Cu isotope systematics of conduit-type Cu–PGE mineralization in the Eastern Gabbro, Coldwell Complex, Canada

• Published in: Mineralium deposita Vol. 56; no. 4; pp. 707 - 724
• Main Authors: Brzozowski, Matthew J., Good, David J., Wu, Changzhi, Li, Weiqiang
• Format: Journal Article
• Language: English
• Published: Berlin/Heidelberg Springer Berlin Heidelberg 01.04.2021; Springer Nature B.V
• Subjects: Chalcopyrite; Copper; Deposits; Dilution; Earth and Environmental Science; Earth Sciences; Fractionation; Gabbro; Geochemistry; Geology; High temperature; Hydrothermal alteration; Isotopes; Lava; Magma; Mathematical analysis; Mineral Resources; Mineralization; Mineralogy; Nickel; Oxidoreductions; Palladium; R factors; Segregation; Silicates; Sulfide; Sulfides; Sulphides; Systematics; Canada; Ni–Cu–PGE; Marathon deposit; Coldwell Complex; Cu isotopes
• ISSN: 0026-4598; 1432-1866
• DOI: 10.1007/s00126-020-00992-8

Chalcopyrite from the Cu–PGE sulfide deposits in the Eastern Gabbro, Coldwell Complex, Canada, exhibit a > 2‰ variation in δ 65 Cu.

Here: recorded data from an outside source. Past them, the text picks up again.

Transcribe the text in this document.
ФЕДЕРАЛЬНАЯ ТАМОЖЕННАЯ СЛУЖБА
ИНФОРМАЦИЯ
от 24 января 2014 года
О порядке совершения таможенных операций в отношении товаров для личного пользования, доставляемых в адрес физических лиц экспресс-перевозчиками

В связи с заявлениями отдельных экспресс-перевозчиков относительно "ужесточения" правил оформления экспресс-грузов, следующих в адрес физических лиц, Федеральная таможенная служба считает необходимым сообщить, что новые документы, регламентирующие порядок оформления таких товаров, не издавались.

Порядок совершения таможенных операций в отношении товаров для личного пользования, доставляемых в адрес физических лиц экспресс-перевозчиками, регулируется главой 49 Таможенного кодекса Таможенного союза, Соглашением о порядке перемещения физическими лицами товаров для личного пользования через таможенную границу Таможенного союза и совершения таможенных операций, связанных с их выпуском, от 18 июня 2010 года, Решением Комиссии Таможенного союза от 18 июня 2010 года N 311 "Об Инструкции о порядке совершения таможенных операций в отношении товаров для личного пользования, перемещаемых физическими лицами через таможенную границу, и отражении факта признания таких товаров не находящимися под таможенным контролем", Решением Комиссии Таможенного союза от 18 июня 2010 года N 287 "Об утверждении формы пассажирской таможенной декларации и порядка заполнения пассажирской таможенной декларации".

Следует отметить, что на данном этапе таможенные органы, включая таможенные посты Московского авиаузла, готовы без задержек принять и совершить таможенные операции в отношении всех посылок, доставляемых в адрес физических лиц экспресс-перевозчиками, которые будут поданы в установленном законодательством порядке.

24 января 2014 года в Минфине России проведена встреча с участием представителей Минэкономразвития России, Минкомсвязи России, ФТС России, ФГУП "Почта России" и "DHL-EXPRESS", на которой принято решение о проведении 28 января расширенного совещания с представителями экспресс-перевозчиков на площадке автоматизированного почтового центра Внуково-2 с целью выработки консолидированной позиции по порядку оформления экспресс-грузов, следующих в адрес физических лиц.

In the Marathon deposit, the δ 65 Cu of chalcopyrite increases from the lower Footwall Zone (− 1.49 to − 0.75‰), to the Main Zone (− 1.04 to 0.08‰), to the upper W Horizon (− 0.35 to 1.07‰). In the northern deposits, chalcopyrite at Four Dams and Sally have δ 65 Cu that range from − 0.08 to 0.47‰ and − 0.59 to − 0.05‰, respectively. Notably, samples from the Marathon deposit with lower chalcopyrite δ 65 Cu values tend to have higher S/Se and Cu/Pd ratios. Integrated geological and geochemical evidence suggests that secondary hydrothermal alteration and redox processes are unlikely to have been the primary causes of the observed Cu isotope variation. Numerical modeling of δ 65 Cu–Cu/Pd–S/Se of mineralization in the Eastern Gabbro illustrates three key aspects of Cu isotope behavior in magmatic Ni–Cu–PGE systems. First, R factors less than ~ 10,000 can exhibit significant control on the δ 65 Cu of sulfides. Second, sulfide liquid–silicate melt fractionation factors for Cu (Δ 65 Cu sul–sil ) greater than − 0.5‰ are applicable to Ni–Cu–PGE systems. Third, sulfide segregation exhibits no measurable control on the δ 65 Cu of sulfides at degrees of fractionation typical of Ni–Cu–PGE systems (< 0.3%). In the Marathon deposit, the range of δ 65 Cu–S/Se–Cu/Pd is attributed to the addition of Archean sedimentary Cu to a pool of sulfide liquid located at depth, followed by progressive dilution of the contaminated δ 65 Cu–S/Se signature and decrease in Cu/Pd ratio by influxes of uncontaminated pulses of magma (i.e., increasing R factor), some of which had Cu isotope compositions heavier than the mantle. Variably contaminated and enriched, with respect to Pd, sulfides from this pool were entrained by magma pulses and emplaced to form the Marathon deposit. This contribution demonstrates that Cu isotopes can fractionate at high temperatures and, when combined with other geochemical proxies, can be valuable in characterizing magmatic–post-magmatic processes in Ni–Cu–PGE sulfide deposits and for identifying PGE-rich sulfide deposits.